>>16730762 (OP)
>>16738685
To continue with the borderline /x/ speculation, there are many accounts of "abductions," that could be considered "first contact" if proven true. In the modern day, most of these people are written off and told that they are psychotic, but most of them have this event happen to them only once, and most of them do not display any other delusions or hallucinations after.
What about pre-modern abductions?
The earliest possible abduction case I have found goes all the way back to March 1, 1639.
>The Muddy River UAP
It was chronicled by John Winthrop, the first governor of the Massachusetts Bay Colony. Winthrop wrote that earlier in the year James Everell, “a sober, discreet man,” and two others had been rowing a boat in the Muddy River, which flowed through swampland and emptied into a tidal basin in the Charles River, when they saw a great light in the night sky. “When it stood still, it flamed up, and was about three yards square,” the governor reported, “when it ran, it was contracted into the figure of a swine.”
Over the course of two to three hours, the boatmen said that the mysterious light “ran as swift as an arrow” darting back and forth between them and the village of Charlestown, a distance of approximately two miles. “Diverse other credible persons saw the same light, after, about the same place,” Winthrop added.

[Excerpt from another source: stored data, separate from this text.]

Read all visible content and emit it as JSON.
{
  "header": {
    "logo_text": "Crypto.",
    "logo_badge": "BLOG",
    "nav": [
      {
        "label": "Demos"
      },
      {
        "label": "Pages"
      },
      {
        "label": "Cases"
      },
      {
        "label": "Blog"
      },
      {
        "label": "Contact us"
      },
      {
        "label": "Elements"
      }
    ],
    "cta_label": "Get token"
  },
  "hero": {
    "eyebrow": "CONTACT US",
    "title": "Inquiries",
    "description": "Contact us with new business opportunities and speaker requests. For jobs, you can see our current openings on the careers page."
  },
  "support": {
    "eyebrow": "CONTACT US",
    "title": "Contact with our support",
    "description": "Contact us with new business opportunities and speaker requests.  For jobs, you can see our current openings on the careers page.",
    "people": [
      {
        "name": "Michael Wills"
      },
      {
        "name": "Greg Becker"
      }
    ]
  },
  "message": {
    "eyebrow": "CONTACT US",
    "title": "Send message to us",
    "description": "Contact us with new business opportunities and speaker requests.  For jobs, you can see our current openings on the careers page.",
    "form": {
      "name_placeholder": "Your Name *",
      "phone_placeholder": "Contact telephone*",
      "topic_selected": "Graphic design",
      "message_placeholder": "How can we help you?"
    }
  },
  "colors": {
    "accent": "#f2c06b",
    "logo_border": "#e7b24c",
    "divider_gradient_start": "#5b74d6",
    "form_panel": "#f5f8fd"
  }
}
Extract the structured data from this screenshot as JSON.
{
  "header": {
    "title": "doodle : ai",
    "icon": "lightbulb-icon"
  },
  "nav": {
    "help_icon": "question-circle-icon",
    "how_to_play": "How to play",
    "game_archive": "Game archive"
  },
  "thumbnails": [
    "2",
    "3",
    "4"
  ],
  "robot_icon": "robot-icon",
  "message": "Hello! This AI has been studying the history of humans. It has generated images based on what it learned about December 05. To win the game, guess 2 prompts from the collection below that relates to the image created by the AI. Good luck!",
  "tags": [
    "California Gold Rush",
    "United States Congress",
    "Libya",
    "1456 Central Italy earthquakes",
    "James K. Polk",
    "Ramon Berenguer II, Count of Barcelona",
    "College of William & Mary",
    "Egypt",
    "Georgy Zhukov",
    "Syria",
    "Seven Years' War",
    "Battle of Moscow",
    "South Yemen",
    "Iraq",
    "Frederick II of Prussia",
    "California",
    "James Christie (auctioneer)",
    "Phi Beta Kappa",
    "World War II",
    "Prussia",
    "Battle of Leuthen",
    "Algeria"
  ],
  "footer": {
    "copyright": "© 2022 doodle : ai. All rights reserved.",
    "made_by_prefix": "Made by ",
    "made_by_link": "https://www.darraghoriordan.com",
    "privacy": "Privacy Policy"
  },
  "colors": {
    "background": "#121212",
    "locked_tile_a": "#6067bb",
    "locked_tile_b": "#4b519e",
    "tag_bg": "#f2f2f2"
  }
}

The governor wrote that when the strange apparition finally faded away, the three Puritans in the boat were stunned to find themselves one mile upstream—as if the light had transported them there.
An odd sight returned to the skies of Boston five years later, according to another entry in Winthrop’s diary dated January 18, 1644. “About midnight, three men, coming in a boat to Boston, saw two lights arise out of the water near the north point of the town cove, in form like a man, and went at a small distance to the town, and so to the south point, and there vanished away.”